Almanya'da en az 300 yıldan beri var olan ve 60'lı yıllardaki Türk göçü ile daha belirgin hale gelen İslam dini, diğer dinlerin aksine hala resmi olarak tanınmıyor. Alman toplum bilimciler ve siyasetçiler, İslam'ın Almanya'ya entegrasyonunun Müslümanların kabul ve entegrasyonuna da büyük katkı yapacağını belirterek, İslam'ın ülkeye kurumsal entegrasyonu için kafa yoruyor. Özellikle son aylarda İslam Almanya'da en çok gündeme gelen konu. Fakat konuya herkes kendi penceresinden bakıyor. Ancak somut çalışmalar yürüten ve 2006 yılından beri Almanya İslam Konferansı'nı (DIK) gerçekleştiren Federal İçişleri Bakanlığı, geçtiğimiz günlerde ilk kez imamlarla bakanın buluşmasını gerçekleştirdi. Federal İçişleri Bakanı Thomas de Maizire şimdi de devlet olarak İslam'a, kiliselerin statüsüne benzer bir statü ile muamele edeceklerini ve kurumsal entegrasyonu gerçekleştireceklerini söyledi. Bu da, ülkedeki Müslümanlar ve Müslüman organizasyonların talep ettiği "eşit" statünün gerçekleşmesi anlamına geliyor. Ancak Bakan, bu statünün verilmesinin çok hızlı gerçekleşemeyeceğinin de sinyalini verdi.

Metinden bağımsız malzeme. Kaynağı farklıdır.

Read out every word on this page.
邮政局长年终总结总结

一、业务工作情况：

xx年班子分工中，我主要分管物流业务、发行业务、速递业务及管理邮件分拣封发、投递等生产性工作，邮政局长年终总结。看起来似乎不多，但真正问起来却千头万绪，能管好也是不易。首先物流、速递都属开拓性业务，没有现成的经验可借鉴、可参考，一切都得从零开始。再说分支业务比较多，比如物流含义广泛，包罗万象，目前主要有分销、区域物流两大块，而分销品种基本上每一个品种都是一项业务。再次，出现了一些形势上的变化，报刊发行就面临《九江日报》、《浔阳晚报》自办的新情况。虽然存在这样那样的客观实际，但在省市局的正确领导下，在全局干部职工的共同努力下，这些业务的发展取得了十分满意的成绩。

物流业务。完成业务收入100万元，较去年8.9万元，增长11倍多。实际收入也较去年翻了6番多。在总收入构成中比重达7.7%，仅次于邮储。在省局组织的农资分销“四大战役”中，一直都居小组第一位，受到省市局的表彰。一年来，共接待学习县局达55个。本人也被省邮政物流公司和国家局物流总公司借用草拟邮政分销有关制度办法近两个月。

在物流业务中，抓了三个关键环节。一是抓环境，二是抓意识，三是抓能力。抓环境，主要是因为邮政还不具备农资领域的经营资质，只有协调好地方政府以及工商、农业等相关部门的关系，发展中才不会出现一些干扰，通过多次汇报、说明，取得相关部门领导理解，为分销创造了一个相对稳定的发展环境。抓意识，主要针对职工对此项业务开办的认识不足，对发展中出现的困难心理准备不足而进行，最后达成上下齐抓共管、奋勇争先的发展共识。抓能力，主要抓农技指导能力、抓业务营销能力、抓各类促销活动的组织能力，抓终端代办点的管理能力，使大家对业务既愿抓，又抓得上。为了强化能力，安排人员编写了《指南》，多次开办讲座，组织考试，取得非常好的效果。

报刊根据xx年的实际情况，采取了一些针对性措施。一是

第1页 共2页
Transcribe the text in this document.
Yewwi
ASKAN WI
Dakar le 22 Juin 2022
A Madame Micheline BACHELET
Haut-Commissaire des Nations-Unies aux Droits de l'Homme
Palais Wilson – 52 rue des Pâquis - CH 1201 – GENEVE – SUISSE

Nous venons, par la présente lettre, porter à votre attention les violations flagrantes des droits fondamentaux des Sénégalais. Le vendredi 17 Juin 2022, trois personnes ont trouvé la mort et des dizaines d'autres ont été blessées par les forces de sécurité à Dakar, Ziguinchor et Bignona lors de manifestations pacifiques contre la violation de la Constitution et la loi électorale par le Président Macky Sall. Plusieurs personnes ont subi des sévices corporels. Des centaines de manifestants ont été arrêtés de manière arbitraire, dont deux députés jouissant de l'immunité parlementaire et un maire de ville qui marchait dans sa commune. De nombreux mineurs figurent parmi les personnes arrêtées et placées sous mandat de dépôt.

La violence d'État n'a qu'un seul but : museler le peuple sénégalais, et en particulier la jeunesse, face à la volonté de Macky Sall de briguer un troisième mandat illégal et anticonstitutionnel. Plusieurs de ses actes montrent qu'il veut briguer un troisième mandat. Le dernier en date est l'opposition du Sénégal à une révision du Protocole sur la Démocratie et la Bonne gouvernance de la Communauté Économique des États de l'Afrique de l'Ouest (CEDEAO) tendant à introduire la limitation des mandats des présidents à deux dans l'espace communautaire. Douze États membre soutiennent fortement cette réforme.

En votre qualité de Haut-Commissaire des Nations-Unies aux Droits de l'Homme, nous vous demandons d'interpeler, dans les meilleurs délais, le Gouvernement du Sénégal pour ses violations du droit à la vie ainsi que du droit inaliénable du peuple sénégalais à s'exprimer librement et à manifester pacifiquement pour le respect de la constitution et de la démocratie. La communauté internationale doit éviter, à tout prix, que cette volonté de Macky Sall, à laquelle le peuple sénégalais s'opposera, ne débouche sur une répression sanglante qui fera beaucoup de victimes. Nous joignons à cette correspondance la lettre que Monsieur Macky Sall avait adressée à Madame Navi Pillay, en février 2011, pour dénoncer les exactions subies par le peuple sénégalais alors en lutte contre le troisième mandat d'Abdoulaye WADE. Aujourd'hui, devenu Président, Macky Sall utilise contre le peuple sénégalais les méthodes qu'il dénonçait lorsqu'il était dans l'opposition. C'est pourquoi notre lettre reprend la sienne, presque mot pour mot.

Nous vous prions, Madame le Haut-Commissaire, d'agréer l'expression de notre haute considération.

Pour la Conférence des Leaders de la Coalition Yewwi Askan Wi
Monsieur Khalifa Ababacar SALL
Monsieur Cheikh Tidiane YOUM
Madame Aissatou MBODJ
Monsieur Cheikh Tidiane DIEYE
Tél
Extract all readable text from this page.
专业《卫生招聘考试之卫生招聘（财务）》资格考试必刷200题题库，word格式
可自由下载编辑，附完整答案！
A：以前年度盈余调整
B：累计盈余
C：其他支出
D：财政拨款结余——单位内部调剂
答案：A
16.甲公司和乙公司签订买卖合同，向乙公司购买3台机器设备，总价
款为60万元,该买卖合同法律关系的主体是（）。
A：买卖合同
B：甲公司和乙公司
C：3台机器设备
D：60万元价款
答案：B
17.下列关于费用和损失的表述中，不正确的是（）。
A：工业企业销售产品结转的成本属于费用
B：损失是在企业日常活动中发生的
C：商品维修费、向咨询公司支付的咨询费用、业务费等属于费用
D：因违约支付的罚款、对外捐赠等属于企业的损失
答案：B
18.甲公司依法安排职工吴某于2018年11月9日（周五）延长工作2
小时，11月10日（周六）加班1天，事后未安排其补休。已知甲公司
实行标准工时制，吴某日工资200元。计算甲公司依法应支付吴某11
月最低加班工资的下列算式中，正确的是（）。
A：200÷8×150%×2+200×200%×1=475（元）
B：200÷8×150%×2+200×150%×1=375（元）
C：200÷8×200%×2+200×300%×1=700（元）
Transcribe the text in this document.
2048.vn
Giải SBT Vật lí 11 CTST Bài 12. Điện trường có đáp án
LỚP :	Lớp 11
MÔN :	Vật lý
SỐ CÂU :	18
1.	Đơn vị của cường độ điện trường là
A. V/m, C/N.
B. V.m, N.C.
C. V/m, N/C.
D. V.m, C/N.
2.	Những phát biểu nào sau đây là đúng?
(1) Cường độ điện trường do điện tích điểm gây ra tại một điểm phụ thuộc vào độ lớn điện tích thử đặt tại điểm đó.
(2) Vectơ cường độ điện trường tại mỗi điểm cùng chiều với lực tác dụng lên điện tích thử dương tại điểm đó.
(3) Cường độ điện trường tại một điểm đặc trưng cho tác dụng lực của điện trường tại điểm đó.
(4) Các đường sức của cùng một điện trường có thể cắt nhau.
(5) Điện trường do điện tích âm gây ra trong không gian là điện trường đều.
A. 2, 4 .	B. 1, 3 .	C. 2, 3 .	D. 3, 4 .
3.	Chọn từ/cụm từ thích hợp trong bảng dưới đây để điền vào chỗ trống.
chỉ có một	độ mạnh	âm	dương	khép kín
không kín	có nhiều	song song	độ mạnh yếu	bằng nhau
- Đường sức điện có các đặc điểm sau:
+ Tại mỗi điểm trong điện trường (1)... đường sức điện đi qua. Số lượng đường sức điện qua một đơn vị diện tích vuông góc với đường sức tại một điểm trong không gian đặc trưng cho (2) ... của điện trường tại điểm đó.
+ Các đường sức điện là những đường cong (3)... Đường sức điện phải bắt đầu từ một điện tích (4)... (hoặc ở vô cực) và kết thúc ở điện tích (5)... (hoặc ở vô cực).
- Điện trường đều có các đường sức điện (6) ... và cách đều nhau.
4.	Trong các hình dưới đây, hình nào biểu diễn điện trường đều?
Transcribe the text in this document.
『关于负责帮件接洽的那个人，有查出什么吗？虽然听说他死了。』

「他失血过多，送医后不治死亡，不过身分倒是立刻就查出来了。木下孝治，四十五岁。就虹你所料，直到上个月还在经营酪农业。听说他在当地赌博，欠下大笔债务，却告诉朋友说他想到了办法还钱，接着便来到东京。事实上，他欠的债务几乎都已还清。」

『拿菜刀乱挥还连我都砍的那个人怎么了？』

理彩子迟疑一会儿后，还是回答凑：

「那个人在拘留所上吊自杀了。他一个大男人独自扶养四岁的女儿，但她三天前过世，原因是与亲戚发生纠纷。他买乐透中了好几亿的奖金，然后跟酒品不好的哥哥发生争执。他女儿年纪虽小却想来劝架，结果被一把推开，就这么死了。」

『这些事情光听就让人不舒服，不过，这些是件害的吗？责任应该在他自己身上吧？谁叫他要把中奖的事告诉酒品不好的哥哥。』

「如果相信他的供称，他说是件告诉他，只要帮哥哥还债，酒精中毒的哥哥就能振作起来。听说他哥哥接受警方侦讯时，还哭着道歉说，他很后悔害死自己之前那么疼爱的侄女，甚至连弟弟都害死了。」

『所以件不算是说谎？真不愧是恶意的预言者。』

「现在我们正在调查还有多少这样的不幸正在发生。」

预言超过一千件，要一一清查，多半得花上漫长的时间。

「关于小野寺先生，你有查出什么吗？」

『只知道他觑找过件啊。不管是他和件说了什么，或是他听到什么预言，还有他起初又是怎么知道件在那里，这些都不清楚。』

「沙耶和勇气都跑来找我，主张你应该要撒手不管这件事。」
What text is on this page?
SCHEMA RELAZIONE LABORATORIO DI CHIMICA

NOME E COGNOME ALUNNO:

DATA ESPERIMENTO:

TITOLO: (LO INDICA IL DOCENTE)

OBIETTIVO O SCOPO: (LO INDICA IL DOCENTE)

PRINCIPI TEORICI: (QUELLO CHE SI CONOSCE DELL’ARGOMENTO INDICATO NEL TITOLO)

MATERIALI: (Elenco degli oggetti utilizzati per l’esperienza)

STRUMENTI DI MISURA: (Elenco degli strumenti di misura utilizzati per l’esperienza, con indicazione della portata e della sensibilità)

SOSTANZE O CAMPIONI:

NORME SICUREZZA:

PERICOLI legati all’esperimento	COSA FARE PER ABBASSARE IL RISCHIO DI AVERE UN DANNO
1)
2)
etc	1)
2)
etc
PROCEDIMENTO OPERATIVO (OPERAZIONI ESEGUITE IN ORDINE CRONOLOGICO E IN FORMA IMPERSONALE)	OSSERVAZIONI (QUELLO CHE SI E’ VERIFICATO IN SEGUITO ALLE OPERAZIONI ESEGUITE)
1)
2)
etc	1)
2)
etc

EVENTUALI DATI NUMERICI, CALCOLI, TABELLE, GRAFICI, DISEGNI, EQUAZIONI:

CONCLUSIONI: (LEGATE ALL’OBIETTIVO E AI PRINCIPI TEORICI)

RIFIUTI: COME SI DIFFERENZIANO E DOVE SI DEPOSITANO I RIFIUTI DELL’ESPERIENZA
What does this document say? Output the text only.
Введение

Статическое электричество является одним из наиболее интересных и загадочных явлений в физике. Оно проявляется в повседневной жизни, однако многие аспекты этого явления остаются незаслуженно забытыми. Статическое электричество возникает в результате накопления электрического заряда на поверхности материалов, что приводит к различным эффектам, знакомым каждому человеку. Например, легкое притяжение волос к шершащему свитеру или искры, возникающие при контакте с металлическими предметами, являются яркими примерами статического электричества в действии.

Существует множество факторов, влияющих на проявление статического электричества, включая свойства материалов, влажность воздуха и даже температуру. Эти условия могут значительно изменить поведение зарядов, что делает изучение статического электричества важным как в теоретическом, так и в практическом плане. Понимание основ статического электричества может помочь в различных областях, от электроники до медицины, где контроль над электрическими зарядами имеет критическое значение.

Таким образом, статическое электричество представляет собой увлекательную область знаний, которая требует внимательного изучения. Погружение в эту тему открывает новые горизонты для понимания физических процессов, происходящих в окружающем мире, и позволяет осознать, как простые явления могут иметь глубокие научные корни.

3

İslam'ın Almanya'ya entegrasyonu konusunda bazılarının aksine iyimser olduğunu, bunun zor olacağını düşünmediğini kaydeden de Maizire, İslam'ın Alman hukuk sistemine, tıpkı 'Devlet kiliseler hukuku' (Staatskirchenrecht) gibi entegre edilebileceğini kaydetti. Alman Tagesspiegel gazetesine açıklamalarda bulunan bakan de Maiziere, bu adımın atılabilmesi konusunda iyimser olduğunu kaydetti. İçişleri Bakanı, İslam'ın uzun vadede kilise hukukuna benzer şekilde değerlendirilerek Alman hukuk düzeninde yerini alabileceğini kaydetti.
Almanya İslam Konferansı'nın (DIK) da bu hedefe varılması konusunda, anayasanın koyduğu temeller ışığında işbirliğine yardımcı olduğunu kaydeden Bakan, devlet ve Müslümanlar arasında kurumsallaşan bir işbirliğindeki ilerlemenin bu günden yarına bile ölçülebilir halde olmasının mümkün olmadığını kaydetti. Alman kiliseler hukukunun bile yüz yıl süren bir süreçte geliştiğini hatırlatan Bakan de Maizire, İslam konusunda nihai bir çözüme kadar geçici bir çözüm üzerinde çalışılabileceğini belirtti. Bunun için bir sözleşme yapılabileceğini ve bunun geçici bir süre köprü görevi görebileceğini kaydeden Bakan, bu sözleşmenin diğer düzenlemeler için de hukuki bir anlaşma görevi göreceğini aktardı. Bu sözleşmenin, din derslerinin yürürlüğe girmesi için de bir anlaşma olabileceğini belirten de Maizire, söz konusu din derslerinde İslami organizasyonların da söz sahibi olacağını kaydetti.
Açıklamalarında kendisinin, modern toplumda dinin önemi konusuna yaptığı şahsi katkıya da değinen İçişleri Bakanı Thomas de Maizire, ancak bu şekilde, toplumla devlet arasındaki ilişkilerde söz sahibi olunabileceğini kaydetti.